/ 4 April 2013

Mapisa-Nqakula defends SA troops killing CAR child soldiers

Defence Minister Nosiviwe Mapisa-Nqakula.
Speak to us: Nosiviwe Mapisa-Nqakula.

Defence Minister Nosiviwe Mapisa-Nqakula has been answering questions on child soldiers during a joint standing committee on defence meeting.

"If our soldiers were attacked by children they were correct to defend themselves," she said on Thursday. "If a child shoots at you, are you going to wave your hands, give him a sweetie, blow kisses?"

Mapisa-Nqakula was referring to reports in Sunday papers two weeks ago that surviving soldiers who were deployed to the Central African Republic after a coup had to defend themselves against child soldiers.

A paratrooper told the Sunday Times: "It was only after the firing had stopped that we saw we had killed kids. We did not come here for this … to kill kids. It makes you sick. They were crying, calling for help … calling for [their] moms."

In the City Press a soldier was quoted as saying many of the rebels were "only children".

Asked about whether there were any more soldiers missing or dead, Mapisa-Nqakula said: "There is something called 'roll call'."

"There is no way we could have been sitting around believing we've had 13 fatalities, 27 injured and there may be others missing. If anything I will tell you, I was sitting on all the generals saying have you done your roll call, do we have people who are missing?"

"South Africa is not an aggressor, it's not a state that will go attack other countries. What we stand for is the reintegration of Africa, it's an Africa that has peace and stability because we believe peace and stability paves the way for development. We will not adopt an offensive posture as a country," she said.

Scope and goals
Cope MP Mosiuoa Lekota tried to read through the scope and goals of the original memorandum of understanding (MOU) that he had originally signed while defense minister, saying that it would be necessary for the public to see whether what had been done in the CAR was in accordance with what had been agreed in the MOU or not.

  • Read the original MOU here

"In the MOU I signed on behalf of South Africa in 2007, nowhere appears a commitment to plan, to implement disarmament, demilitarisation and reintegration. They appear nowhere and in fact, minister, you yourself, in a reply to a question put to you in Parliament on February 10 2011, you told Parliament that South Africa’s involvement in the security of the CAR followed a request by President Francois Bozize to assist the CAR’s defence force to upgrade their military capabilities. You then said subsequent to that, that an MOU was signed, and then accepted by Cabinet on August 29 2008," he said.

"The issue of planning and implementation of disarmament, demilitarisation and reintegration is nowhere in this memorandum. The first time I became aware of it is when the president announced this year in February that he had deployed 400 troops to the CAR for that purpose of planning and implementation of disarmament, demilitarisation and integration. What happened between 2007 and this time – there must have been a change in my view.

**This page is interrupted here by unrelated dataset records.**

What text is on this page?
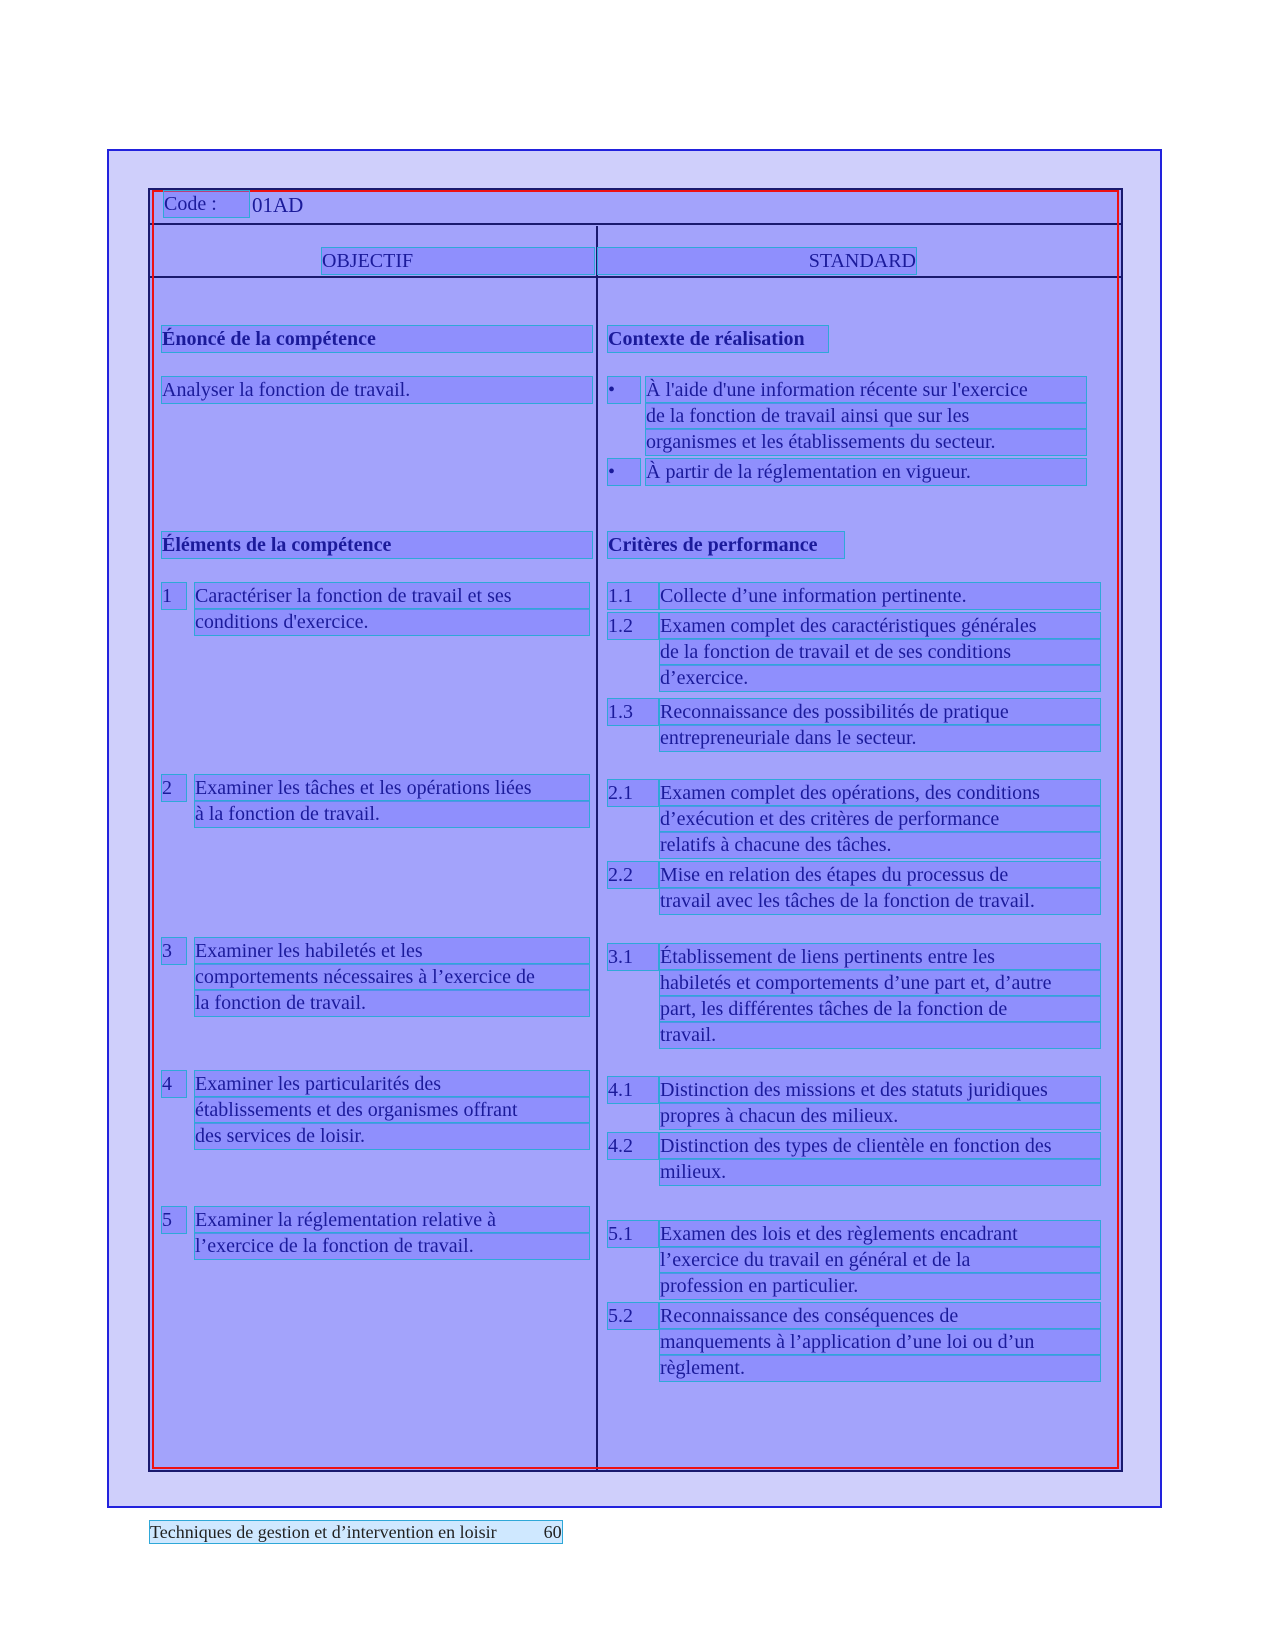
Code :	01AD
OBJECTIF	STANDARD
Énoncé de la compétence
Analyser la fonction de travail.
Éléments de la compétence
Contexte de réalisation
Critères de performance
Techniques de gestion et d’intervention en loisir	60
1	Caractériser la fonction de travail et ses
conditions d'exercice.
2	Examiner les tâches et les opérations liées
à la fonction de travail.
3	Examiner les habiletés et les
comportements nécessaires à l’exercice de
la fonction de travail.
4	Examiner les particularités des
établissements et des organismes offrant
des services de loisir.
5	Examiner la réglementation relative à
l’exercice de la fonction de travail.
•	À l'aide d'une information récente sur l'exercice
de la fonction de travail ainsi que sur les
organismes et les établissements du secteur.
•	À partir de la réglementation en vigueur.
1.1	Collecte d’une information pertinente.
1.2	Examen complet des caractéristiques générales
de la fonction de travail et de ses conditions
d’exercice.
1.3	Reconnaissance des possibilités de pratique
entrepreneuriale dans le secteur.
2.1	Examen complet des opérations, des conditions
d’exécution et des critères de performance
relatifs à chacune des tâches.
2.2	Mise en relation des étapes du processus de
travail avec les tâches de la fonction de travail.
3.1	Établissement de liens pertinents entre les
habiletés et comportements d’une part et, d’autre
part, les différentes tâches de la fonction de
travail.
4.1	Distinction des missions et des statuts juridiques
propres à chacun des milieux.
4.2	Distinction des types de clientèle en fonction des
milieux.
5.1	Examen des lois et des règlements encadrant
l’exercice du travail en général et de la
profession en particulier.
5.2	Reconnaissance des conséquences de
manquements à l’application d’une loi ou d’un
règlement.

There must have been something else negotiated to change the MOU I had signed in 2007 to bring in this question of demilitarisation."

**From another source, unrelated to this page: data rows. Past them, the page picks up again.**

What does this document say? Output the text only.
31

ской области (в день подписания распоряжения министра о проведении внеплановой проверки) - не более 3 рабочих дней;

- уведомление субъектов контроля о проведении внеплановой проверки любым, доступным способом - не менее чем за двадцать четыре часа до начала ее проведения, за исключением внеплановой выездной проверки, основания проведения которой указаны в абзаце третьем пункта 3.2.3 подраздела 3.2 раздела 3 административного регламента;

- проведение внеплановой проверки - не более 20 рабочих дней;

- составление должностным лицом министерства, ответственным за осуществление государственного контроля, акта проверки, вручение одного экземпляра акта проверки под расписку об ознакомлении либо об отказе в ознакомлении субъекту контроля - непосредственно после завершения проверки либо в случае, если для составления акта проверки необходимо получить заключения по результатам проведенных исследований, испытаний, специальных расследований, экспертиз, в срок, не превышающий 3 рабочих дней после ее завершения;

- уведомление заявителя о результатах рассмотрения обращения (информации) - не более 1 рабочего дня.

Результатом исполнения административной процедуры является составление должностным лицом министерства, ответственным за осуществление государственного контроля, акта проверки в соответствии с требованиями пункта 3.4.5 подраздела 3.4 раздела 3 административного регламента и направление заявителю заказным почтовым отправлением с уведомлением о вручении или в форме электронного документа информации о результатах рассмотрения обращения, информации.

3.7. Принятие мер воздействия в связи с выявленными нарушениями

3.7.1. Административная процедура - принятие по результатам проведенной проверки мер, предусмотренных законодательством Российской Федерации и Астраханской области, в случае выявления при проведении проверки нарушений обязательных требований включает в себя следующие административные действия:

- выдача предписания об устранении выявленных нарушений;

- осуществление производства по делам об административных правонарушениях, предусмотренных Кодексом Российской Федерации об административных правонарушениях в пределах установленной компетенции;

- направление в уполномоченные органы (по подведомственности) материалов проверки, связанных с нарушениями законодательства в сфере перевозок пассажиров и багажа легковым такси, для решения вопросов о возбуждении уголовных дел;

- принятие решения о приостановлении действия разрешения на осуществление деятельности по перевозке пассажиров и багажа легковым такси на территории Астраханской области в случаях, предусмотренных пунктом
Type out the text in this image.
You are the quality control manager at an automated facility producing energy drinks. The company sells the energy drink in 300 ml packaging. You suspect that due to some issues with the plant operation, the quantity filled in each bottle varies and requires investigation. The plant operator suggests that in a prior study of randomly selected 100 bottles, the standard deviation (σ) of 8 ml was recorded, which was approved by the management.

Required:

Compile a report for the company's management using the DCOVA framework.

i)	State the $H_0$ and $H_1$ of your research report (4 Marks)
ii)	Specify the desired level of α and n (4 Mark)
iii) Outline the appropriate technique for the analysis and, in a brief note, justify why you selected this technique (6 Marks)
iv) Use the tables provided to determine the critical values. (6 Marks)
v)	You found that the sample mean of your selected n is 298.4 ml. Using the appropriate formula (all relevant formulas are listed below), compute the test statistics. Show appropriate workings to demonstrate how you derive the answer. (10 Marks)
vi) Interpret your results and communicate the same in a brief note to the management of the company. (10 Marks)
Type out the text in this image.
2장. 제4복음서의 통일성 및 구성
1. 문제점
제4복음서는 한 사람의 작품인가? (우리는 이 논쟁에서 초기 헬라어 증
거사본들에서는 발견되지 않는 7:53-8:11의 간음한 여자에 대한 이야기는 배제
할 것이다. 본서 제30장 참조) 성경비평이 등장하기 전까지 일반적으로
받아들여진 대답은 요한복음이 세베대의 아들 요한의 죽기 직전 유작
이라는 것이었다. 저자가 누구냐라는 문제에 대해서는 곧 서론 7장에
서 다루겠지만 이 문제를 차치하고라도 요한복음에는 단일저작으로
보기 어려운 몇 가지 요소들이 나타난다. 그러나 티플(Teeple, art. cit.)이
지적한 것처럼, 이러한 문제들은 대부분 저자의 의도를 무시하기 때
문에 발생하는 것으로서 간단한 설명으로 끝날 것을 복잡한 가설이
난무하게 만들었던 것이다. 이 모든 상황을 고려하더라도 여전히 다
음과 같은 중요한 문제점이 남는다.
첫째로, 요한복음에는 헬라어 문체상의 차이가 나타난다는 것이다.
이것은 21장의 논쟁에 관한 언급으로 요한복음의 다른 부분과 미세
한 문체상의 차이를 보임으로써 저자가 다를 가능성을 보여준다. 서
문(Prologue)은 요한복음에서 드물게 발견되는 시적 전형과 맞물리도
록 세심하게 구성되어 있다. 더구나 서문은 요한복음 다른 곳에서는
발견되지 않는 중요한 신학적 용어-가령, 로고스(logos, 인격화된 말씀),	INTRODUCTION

"When did that change happen?" he asked.

In response to Lekota's question, Mapisa-Nqakula said that MOUs can be amended and that what is in the original MOU is not necessarily all that is agreed to.

“In any defence cooperation that you have, the situation is so dynamic that every now and then there are certain things you will change in your agreement and I think this is one of those times where you will do that.”

'Singled out'
Mapisa-Nqakula said the question of why the South African troops appeared to have been singled out by the rebels was "very worrying".

“I need these answers. Intelligence need these answers. South Africa need these answers. Why were we targeted? Why were we singled out?”

She added that national security was a concern. "Can we as South Africans really believe there will never be a threat against South Africa?" she asked.

Mapisa-Nqakula rubbished reports that the SANDF was defending the assets of private companies and individuals in the CAR. "There’s a story doing rounds in the Mail & Guardian about assets of individuals which really has nothing to do with what the SANDF was doing in the CAR."

"Do you think that we would take the SANDF, send them out to defend or protect what belongs to individuals? It’s so incorrect."

On Thursday, President Jacob Zuma announced South Africa's troops would be pulled out of the CAR, saying the agreement under which the soldiers were deployed was void due to the fall of the CAR's government.

Thirteen South African soldiers were killed in the conflict-ridden country on March 24 after a coalition of rebel forces invaded the capital city of Bangui.

A further 27 soldiers were injured and one more soldier was reported missing. The deposed leader of the CAR Francois Bozize fled to neighbouring Democratic Republic of Congo (DRC) and rebel leader Michel Djotodia declared himself interim president.